大雪山連峰の主峰かつ北海道の最高峰「旭岳」(標高2291m)に抱かれるようにある旭岳温泉エリア 撮影:大塚友記憲
スノーボード アルペン選手
竹内 智香(たけうち ともか)
1983年(昭和58)北海道旭川市生まれ。中学生の時にスノーボード競技に取り組む。2002年ソルトレークシティ五輪22位、2006年トリノ五輪9位。2007年に練習拠点をスイスに移し、5年間スイスチームとトレーニングを積む。2012年12月の誕生日にワールドカップ初優勝。2014年2月、ソチ五輪スノーボード女子パラレル大回転で銀メダルを獲得。2015年世界選手権で3位。著書に『私、勝ちにいきます 自分で動くから、人も動く』がある。
「北海道の屋根」ともいわれる大雪山系。20以上の山々からなり手つかずの壮大な大自然が広がります。主峰・旭岳(あさひだけ)の麓(ふもと)に兄が経営する温泉旅館「湯元 湧駒荘(ゆこまんそう)」があります。私が小学校5年生のころに両親が経営を始め現在に至ります。
私がスノーボードを始めたのもそのころなので旭岳温泉と私のスノーボード人生は深くつながりをもつものとなっています。旅館から勇駒別神社(ゆこまんべつじんじゃ)までの坂道は、初心者だった私にとってハイクをしながら練習をする最高な場所であり、今となっては思い出の場所の一つです。初詣に行くたびに、懐かしく初心を思い出させてもくれます。
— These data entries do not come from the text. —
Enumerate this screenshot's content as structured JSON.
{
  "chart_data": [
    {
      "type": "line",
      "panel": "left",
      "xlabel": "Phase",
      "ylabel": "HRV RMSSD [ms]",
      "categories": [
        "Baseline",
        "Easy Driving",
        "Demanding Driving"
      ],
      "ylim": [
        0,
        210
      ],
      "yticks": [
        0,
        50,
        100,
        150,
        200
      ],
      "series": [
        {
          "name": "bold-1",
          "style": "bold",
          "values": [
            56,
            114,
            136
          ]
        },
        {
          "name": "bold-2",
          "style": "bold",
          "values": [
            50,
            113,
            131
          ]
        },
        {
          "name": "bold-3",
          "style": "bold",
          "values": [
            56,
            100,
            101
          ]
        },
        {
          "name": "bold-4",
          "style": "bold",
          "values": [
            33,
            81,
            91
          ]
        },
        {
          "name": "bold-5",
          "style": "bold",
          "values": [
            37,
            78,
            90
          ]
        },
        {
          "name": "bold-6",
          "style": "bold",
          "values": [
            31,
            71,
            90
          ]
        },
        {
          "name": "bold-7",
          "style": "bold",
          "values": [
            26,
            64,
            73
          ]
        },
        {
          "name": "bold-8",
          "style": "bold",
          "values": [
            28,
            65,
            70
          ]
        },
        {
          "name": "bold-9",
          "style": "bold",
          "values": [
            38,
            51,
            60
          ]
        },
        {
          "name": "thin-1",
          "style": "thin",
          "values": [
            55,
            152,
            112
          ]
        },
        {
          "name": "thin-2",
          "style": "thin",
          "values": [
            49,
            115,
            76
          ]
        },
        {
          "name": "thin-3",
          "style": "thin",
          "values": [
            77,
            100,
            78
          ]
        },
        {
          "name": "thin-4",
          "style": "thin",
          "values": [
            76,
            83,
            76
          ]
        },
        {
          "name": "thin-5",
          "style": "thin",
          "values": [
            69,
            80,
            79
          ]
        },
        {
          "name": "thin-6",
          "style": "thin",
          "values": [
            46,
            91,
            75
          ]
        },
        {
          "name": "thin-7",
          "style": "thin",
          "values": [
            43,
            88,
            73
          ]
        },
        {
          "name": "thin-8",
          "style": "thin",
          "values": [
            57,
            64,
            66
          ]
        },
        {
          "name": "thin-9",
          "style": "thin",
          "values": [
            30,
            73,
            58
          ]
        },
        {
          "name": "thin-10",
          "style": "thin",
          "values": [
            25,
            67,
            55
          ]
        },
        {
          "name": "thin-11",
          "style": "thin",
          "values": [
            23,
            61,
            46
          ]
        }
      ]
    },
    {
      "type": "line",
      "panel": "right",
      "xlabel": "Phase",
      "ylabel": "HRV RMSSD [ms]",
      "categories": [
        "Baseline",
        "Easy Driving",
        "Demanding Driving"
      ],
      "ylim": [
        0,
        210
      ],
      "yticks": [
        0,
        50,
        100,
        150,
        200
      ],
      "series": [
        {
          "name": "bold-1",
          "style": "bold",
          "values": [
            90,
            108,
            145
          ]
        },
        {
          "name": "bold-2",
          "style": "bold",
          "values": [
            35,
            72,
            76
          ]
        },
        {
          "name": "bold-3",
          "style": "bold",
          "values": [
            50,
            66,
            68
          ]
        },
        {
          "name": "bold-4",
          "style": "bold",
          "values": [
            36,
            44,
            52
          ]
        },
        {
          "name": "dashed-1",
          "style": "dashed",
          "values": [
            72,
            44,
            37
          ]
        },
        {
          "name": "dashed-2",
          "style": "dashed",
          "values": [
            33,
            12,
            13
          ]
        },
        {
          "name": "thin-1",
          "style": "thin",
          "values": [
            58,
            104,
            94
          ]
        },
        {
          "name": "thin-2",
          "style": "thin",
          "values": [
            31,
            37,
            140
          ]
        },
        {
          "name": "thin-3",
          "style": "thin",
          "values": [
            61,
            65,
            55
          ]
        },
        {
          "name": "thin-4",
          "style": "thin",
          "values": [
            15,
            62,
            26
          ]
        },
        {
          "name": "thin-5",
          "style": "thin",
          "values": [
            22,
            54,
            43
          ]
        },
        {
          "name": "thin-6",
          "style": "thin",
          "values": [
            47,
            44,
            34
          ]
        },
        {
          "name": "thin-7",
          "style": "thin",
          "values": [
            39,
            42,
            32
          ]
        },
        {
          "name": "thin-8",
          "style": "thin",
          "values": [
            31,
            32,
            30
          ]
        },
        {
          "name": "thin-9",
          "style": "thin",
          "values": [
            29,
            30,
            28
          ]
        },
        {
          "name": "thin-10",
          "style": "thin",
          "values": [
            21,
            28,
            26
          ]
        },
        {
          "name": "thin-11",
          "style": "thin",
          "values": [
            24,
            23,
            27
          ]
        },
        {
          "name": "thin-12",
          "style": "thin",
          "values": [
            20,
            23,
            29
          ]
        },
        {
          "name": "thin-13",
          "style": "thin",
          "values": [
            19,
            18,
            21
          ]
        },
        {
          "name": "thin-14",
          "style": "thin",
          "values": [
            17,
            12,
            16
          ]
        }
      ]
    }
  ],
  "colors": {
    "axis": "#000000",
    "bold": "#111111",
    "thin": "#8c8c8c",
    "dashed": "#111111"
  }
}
旅館には敷地内にそれぞれ泉質の異なる5つの源泉と湧水があり、絶え間なく湧出しています。豊富な源泉は加温や加水を必要としないちょうどいい湯加減なので、贅沢にそのまま17の浴槽にかけ流します。浴槽内の温度は33度~42度と比較的ぬるめの湯温が多く、ゆっくりとじっくりと温泉を楽しむことでき、湯あたりもしないやさしい温泉です。
それを証明するようにお客さまの忘れ物を保管する場所に、よく登山用のトレッキングポール(ストック)があります。登山で疲れきった体が温泉で癒されて、ストックを忘れてしまうほどいい湯なんだそうです。湧水と料理の相性はよく、出汁(だし)がおいしくて私はいつも食べすぎてしまいます。
旭岳温泉の繁忙期は夏から秋にかけてとなります。登山や北海道観光、そして紅葉と毎日満室に近い稼働となります。そのため夏は基本的にシーズンオフとなることが多い私も、家族やスタッフの方と一緒に働くことがよくありました。布団敷きや薪割り、洗い場といった裏方仕事はもちろん、お料理の配膳やフロントなどお客さまと接する仕事も経験しました。
アスリートとして過ごす日常では得ることができない経験を旅館ではたくさんすることができましたし、旭岳温泉で出会ったたくさんの方からいただいた温かい応援の声が何よりの力となっています。
旭岳では四季を通じて登山、スキー、スノーボード、クロスカントリー、ハイクなどさまざまなスポーツを楽しむことができ、自然から多くの学びを得ることができます。そしてその豊富な温泉は、私の心と体を癒やしてくれるかけがえのない場所となっています。スノーボードを始めたころから過ごしている旭岳温泉は私の原点であり、遠征やトレーニングの疲労を回復させてくれるのです。